Safaricom Achieves Highest Privacy Certification with ISO 27701 Recognition

Safaricom PLC has achieved a major milestone in privacy management, receiving the ISO 27701 Privacy Information Management System (PIMS) certification. This top-level accreditation from the British Standards Institute (BSI) recognizes Safaricom as one of the first mobile network operators in the region to attain this standard, highlighting its dedication to stringent data privacy practices.

Awarded on 16th October 2024, the certification reinforces Safaricom’s commitment to safeguarding customer information across key operations, including customer support, billing services, M-PESA, and data center management.

ISO 27701 is widely regarded as the highest privacy certification available, covering systems that manage data protection responsibilities for both data controllers and processors. Safaricom’s certification came after an extensive review of its privacy protocols, which demonstrated the company’s robust alignment with international regulatory and technical standards.

This certification bolsters Safaricom’s already comprehensive data security measures, adding to its existing ISO 27001 certification for Information Security Management Systems (ISMS) and the Payment Card Industry Data Security Standard (PCI DSS v4.0). Together, these accreditations reflect Safaricom’s commitment to comprehensive data protection for its GSM and M-PESA services, assuring customers of secure and compliant handling of their information.

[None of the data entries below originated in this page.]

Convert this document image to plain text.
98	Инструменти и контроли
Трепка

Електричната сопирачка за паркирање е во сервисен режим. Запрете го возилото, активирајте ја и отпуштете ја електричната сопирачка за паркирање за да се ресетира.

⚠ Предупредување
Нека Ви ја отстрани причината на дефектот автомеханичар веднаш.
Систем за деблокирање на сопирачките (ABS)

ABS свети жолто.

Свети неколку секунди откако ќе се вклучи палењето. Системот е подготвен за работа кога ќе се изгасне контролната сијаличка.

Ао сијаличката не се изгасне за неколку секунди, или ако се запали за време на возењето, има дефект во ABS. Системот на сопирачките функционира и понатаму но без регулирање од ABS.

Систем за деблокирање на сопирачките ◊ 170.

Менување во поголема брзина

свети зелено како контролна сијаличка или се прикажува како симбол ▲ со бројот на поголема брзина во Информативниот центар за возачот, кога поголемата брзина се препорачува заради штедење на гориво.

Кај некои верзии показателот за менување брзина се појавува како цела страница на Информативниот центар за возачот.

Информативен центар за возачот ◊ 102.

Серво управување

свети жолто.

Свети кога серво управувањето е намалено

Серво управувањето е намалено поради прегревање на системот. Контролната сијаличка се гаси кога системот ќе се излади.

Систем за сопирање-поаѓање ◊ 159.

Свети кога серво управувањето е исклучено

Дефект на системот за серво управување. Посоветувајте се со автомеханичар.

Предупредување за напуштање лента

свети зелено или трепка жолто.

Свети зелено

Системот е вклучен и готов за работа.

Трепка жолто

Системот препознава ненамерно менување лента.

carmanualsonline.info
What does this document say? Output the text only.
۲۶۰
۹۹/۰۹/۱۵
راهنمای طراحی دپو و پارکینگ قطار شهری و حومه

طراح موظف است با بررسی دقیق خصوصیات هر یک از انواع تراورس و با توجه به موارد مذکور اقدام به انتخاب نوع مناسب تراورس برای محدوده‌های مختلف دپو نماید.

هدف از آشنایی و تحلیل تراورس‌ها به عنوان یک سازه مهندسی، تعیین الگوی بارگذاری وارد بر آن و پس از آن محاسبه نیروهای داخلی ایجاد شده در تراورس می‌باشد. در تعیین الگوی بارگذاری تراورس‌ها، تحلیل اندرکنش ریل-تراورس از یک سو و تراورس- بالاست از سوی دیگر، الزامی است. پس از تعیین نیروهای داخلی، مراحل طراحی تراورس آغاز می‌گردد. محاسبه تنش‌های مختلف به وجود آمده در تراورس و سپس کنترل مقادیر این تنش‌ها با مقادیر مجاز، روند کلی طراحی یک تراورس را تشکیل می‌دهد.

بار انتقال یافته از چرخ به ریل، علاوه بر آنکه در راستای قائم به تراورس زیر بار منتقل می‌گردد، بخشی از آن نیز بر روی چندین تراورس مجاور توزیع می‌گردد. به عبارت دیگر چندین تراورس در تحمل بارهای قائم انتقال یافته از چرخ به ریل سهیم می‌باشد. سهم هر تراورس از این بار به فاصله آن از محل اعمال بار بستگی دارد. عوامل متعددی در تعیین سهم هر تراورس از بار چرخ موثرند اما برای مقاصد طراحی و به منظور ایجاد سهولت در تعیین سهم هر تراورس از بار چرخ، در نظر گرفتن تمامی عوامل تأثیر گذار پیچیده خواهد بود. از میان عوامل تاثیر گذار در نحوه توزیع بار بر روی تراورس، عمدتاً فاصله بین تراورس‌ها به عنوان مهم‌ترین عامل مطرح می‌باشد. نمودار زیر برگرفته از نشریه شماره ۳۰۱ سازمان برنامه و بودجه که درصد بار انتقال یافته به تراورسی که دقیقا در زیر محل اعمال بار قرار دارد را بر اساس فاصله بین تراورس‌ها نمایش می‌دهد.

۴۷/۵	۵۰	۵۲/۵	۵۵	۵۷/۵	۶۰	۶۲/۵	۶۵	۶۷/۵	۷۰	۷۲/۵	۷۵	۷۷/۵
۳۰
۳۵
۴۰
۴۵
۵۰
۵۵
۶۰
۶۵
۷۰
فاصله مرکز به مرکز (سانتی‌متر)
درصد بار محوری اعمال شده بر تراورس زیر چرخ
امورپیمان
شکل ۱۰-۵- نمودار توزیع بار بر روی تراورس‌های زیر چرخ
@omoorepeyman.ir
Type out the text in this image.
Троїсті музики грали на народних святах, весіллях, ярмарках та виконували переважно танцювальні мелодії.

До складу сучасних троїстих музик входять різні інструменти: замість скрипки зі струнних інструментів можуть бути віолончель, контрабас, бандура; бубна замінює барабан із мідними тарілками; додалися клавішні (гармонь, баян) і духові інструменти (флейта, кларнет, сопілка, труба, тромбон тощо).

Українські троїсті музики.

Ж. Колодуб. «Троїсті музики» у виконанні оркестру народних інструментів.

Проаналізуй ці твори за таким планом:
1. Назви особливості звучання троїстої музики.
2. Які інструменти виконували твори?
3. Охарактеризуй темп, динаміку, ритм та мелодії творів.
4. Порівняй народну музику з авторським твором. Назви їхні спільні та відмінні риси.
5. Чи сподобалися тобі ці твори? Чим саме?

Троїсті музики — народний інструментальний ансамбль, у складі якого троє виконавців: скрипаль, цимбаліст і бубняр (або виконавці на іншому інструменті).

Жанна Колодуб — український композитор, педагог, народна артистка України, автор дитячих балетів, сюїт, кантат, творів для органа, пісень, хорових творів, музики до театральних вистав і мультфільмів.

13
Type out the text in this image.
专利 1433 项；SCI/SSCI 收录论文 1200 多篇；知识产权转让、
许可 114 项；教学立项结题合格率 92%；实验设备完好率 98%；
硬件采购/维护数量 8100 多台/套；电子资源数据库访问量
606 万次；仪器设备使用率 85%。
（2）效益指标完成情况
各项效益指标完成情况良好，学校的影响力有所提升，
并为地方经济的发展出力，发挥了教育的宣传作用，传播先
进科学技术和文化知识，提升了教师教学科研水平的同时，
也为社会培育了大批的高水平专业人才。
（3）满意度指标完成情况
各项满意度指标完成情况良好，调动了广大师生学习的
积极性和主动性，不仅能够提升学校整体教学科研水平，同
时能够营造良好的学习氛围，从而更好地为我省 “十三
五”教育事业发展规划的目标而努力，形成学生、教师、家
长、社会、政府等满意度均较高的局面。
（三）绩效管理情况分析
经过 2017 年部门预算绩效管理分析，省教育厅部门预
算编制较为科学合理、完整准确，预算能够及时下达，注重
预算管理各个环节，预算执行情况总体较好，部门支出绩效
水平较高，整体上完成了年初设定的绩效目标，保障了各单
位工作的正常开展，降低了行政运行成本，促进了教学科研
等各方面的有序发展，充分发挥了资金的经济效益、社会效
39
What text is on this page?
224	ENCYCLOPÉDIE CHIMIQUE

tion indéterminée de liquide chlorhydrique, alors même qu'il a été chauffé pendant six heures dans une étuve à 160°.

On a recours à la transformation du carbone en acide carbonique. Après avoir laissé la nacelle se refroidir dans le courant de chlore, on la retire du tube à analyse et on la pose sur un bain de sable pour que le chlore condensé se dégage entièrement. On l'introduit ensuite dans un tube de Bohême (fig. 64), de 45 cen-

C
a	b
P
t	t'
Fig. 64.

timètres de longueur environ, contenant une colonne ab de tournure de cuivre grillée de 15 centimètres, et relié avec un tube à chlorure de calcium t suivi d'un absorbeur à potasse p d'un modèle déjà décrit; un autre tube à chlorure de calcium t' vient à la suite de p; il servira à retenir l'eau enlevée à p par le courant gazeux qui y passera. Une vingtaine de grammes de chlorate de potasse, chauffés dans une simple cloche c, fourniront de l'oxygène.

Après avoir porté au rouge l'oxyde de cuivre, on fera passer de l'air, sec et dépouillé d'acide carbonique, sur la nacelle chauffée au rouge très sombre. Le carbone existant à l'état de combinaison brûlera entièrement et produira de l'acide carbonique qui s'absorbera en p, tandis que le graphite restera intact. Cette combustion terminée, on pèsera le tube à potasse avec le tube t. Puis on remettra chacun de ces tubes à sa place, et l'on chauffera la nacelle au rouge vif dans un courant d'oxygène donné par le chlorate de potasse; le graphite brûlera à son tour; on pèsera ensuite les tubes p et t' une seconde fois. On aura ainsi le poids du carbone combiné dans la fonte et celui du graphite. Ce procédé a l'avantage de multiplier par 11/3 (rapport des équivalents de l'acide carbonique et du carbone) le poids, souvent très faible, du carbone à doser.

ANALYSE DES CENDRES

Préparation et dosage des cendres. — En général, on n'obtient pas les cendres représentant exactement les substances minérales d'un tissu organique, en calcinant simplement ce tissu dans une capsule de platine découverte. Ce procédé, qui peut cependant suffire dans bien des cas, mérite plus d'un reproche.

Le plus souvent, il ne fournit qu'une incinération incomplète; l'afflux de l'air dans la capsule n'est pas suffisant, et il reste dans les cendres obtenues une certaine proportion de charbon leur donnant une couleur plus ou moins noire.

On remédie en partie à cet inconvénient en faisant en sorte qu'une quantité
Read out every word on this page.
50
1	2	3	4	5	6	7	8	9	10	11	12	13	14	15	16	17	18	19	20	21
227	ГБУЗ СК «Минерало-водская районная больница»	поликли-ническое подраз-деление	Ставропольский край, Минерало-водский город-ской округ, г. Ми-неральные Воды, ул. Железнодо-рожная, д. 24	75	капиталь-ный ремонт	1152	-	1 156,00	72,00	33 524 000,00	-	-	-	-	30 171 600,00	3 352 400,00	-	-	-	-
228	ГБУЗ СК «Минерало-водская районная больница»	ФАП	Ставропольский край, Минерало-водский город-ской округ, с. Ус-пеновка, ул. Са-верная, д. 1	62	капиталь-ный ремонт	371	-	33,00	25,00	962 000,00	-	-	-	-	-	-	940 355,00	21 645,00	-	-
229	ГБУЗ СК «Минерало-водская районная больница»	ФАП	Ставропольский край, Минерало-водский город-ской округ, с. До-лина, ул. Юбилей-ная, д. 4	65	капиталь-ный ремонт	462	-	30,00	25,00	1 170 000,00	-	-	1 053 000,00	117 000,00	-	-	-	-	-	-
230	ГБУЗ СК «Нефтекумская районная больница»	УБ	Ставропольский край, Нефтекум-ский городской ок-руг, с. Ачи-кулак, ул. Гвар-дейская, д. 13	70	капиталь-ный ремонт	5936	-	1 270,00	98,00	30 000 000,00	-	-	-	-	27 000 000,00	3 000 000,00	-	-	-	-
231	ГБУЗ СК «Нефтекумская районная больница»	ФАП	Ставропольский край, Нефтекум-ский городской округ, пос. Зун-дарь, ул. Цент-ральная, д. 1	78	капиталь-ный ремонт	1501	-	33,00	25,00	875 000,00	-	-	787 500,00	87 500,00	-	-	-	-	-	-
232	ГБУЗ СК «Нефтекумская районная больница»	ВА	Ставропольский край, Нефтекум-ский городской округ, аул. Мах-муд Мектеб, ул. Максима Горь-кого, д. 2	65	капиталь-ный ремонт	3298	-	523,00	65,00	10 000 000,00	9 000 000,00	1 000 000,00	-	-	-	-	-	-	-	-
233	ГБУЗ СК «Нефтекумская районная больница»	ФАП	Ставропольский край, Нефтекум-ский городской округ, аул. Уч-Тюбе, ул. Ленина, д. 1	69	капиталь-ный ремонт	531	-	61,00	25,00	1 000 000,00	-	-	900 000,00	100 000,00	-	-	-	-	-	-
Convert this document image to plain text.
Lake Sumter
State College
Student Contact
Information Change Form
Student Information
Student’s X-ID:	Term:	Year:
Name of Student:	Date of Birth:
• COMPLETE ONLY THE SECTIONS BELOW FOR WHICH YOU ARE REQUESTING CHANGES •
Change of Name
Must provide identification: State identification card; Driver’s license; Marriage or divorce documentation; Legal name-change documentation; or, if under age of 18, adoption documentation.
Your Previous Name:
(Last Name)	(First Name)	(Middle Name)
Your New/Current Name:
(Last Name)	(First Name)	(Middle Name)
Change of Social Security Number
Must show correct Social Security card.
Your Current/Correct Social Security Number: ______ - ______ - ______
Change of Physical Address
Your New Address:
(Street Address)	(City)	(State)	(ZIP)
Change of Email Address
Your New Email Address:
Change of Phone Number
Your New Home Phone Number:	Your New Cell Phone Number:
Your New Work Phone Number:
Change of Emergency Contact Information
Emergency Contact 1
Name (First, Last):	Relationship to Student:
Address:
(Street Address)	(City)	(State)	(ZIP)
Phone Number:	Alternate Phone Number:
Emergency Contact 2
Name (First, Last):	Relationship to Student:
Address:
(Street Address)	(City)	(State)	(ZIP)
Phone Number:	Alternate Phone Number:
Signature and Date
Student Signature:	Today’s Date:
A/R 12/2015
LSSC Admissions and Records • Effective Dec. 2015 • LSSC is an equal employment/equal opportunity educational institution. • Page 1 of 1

The rigorous assessment conducted by BSI covered multiple aspects of Safaricom’s privacy management framework, including essential system controls for personal data protection, implementation of Safaricom’s Data Protection Policy, and robust measures ensuring secure handling of customer data.

It also evaluated key systems within the company’s operations, such as the Customer Relationship Management (CRM) system, the IP Contact Centre (IPCC), the Converged Billing System (CBS), and digital platforms like the M-PESA G2, M-PESA Statement Portal, M-PESA Super App, MySafaricom App, and the M-PESA Business App. These systems are integral to Safaricom’s operations, supporting efficient service delivery while upholding the highest privacy standards.

Peter Ndegwa, CEO of Safaricom, praised the team’s efforts in achieving the certification, stating, “I would like to commend the tireless efforts of our cross-functional teams who made this achievement possible. Attaining the PIMS certification reaffirms our commitment to continually improving our privacy and security measures, providing exceptional service experiences for our customers while ensuring their data is safeguarded.”

Additionally, Safaricom recently upgraded to the latest version of PCI DSS certification, moving from version 3.21 to version 4.0. This enhancement in payment card industry standards further strengthens Safaricom’s commitment to securing financial transactions and customer data, particularly for M-PESA, the largest mobile payment system globally.